Марта с трудом согласилась отпустить ее. Она смотрела на маму и хотела наглядеться на нее на сто лет вперед.
Утром, пока домашние дремали после очередной бессонной ночи, Ольга собиралась на работу. Марта часто спрашивала, зачем она туда ходит: все равно ведь зарплату не платят. Ольга и сама не знала ответа. Сначала казалось, что скоро все кончится и жизнь пойдет своим чередом. Потом стало понятно, что прежняя жизнь не вернется, а будет ли новая, никто гарантировать не мог.
Ольга ходила в библиотеку, в которой работала уже без малого двадцать лет, скорее по привычке. Потому что каждое утро надо было куда-то идти, потому что жалко было книги, которые без присмотра растащат, жалко было тех редких читателей, которые остались в городе и ходили в библиотеку, как в намоленное место.
Как только началась война, пестрый коллектив стал редеть. К середине августа из сорока человек остались двое: Ольга и Оксана – эффектная блондинка с зычным раскатистым голосом. Муж ее, когда закрыли шахту, неделю беспробудно пил, а потом собрался и ушел в ополчение. Детей отправили в деревню к бабке. Там тоже стреляли, но вода из колодца и продукты с огорода были всегда.
На прошлой неделе в библиотеке взрывной волной выбило стекло. Ольга с Оксаной натянули пленку, чтобы хоть как-то прикрыть дыру, убрали все книги в хранилище и стали дежурить по очереди. И днем, и ночью. Женщины никогда не говорили об этом, но каждая молча верила в то, что когда-нибудь все закончится. Когда-нибудь люди вернутся в город и придут в библиотеку за книгами, которые для них так беззаветно берегли.
Ольга подошла к библиотеке. У двери маячила растрепанная бабушка в поношенном старомодном платье.
– Вы всё по прежнему расписанию ходите, – сказала Ольга.
– А что же делать? Меняться поздно уже, – ответила старушка.
Ольга постучала в дверь. Никто не отозвался. Она постучала настойчивее. За дверью послышался стук каблуков.
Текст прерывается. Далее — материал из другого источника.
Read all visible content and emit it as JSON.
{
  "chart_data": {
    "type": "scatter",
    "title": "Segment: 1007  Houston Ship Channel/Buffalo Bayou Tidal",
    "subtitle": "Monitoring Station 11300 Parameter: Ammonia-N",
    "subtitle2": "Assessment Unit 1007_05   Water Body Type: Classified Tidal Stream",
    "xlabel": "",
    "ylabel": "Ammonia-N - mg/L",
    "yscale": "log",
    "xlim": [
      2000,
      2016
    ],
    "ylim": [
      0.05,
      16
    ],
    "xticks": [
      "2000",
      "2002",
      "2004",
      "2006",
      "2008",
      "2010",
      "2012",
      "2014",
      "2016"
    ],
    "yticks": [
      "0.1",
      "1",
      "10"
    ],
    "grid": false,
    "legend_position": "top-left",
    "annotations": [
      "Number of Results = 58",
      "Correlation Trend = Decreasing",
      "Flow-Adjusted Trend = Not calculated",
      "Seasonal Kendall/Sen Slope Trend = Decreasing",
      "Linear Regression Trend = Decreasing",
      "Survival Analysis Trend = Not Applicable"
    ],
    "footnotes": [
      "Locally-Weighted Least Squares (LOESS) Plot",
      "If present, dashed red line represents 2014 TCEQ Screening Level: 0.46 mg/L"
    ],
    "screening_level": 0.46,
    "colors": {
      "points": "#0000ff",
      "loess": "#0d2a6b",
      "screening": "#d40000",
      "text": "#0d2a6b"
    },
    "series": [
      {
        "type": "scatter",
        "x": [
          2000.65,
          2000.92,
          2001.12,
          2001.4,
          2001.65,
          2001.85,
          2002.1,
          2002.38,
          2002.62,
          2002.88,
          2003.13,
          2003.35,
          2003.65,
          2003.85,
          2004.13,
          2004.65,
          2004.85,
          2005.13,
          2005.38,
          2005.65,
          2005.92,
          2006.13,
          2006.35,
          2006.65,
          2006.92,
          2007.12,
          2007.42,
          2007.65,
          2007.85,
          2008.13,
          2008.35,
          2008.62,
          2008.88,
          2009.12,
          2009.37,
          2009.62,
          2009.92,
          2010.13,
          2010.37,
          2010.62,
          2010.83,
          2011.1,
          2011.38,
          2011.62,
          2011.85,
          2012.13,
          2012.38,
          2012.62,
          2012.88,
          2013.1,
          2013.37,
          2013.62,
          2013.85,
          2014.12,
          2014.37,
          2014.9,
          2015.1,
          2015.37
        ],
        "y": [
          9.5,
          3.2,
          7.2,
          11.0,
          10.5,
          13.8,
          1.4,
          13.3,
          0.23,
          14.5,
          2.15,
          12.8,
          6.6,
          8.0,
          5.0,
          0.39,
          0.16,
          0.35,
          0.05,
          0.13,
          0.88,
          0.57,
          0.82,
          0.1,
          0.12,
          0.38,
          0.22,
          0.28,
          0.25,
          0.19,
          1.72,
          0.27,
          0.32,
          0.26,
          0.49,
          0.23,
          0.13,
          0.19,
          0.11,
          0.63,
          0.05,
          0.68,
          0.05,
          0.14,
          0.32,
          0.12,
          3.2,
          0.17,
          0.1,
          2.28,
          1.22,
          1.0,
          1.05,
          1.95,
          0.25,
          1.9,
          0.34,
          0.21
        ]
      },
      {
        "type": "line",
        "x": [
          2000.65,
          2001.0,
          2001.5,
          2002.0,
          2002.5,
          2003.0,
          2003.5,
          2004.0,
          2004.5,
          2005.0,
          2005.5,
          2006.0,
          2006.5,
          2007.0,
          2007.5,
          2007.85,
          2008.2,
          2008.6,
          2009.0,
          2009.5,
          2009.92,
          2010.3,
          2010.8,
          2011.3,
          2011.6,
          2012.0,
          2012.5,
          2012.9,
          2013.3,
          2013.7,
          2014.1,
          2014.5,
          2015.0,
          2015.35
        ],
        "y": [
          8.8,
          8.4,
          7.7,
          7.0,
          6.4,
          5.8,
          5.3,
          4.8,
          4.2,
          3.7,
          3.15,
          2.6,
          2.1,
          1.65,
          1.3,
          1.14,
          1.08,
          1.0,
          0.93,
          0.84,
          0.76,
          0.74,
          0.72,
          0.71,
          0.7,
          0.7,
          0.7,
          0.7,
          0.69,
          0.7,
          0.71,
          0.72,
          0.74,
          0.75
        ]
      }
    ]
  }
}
– Минута в минуту, – задорно произнесла Оксана, открывая дверь. – А вы, Анастасия Владимировна, привычек не меняете, – обратилась она к старушке. – В десять утра как штык.
– Я газетки свои почитаю, – сказала бабушка и направилась к полупустым стеллажам.
– Новых-то давно нет, а старые вы все читали.
– А я еще раз прочитаю.
Оксана махнула рукой и подошла к Ольге.
– Ну как там? – Она кивнула в сторону улицы.
– Пока спокойно, – ответила Ольга.
– А дома?
– Тоже. Мама меня беспокоит – есть отказывается. Ума не приложу, что с ней делать.
– Не переживай. Сегодня не хочет, завтра захочет.
– А тут как?
– Да что тут кому сделается. Вон наши пошли. – Оксана кивнула в сторону двери, в которою вошел высокий худощавый парень.
– Д-дайте мне Пушкина, – прогнусавил он. – «Руслана и Людмилу».
– Сейчас принесу. – Ольга улыбнулась и направилась в хранилище.
– Колесников, вы тоже своим привычкам не изменяете! – засмеялась Оксана.
На улице светило солнце, в зале сидели читатели, и только пленка на окнах напоминала, что мир давно слетел со своей оси и понесся безумным галопом в неизвестность.
Рейс из Москвы успешно приземлился в аэропорту Ростова-на-Дону. Яна достала с полки небольшой рюкзачок и вместе с потоком туристов проделала долгий путь по коридорам аэровокзала, чтобы встретиться с палящим южным солнцем. Не успела она выйти на улицу, как со всех сторон на нее накинулись таксисты.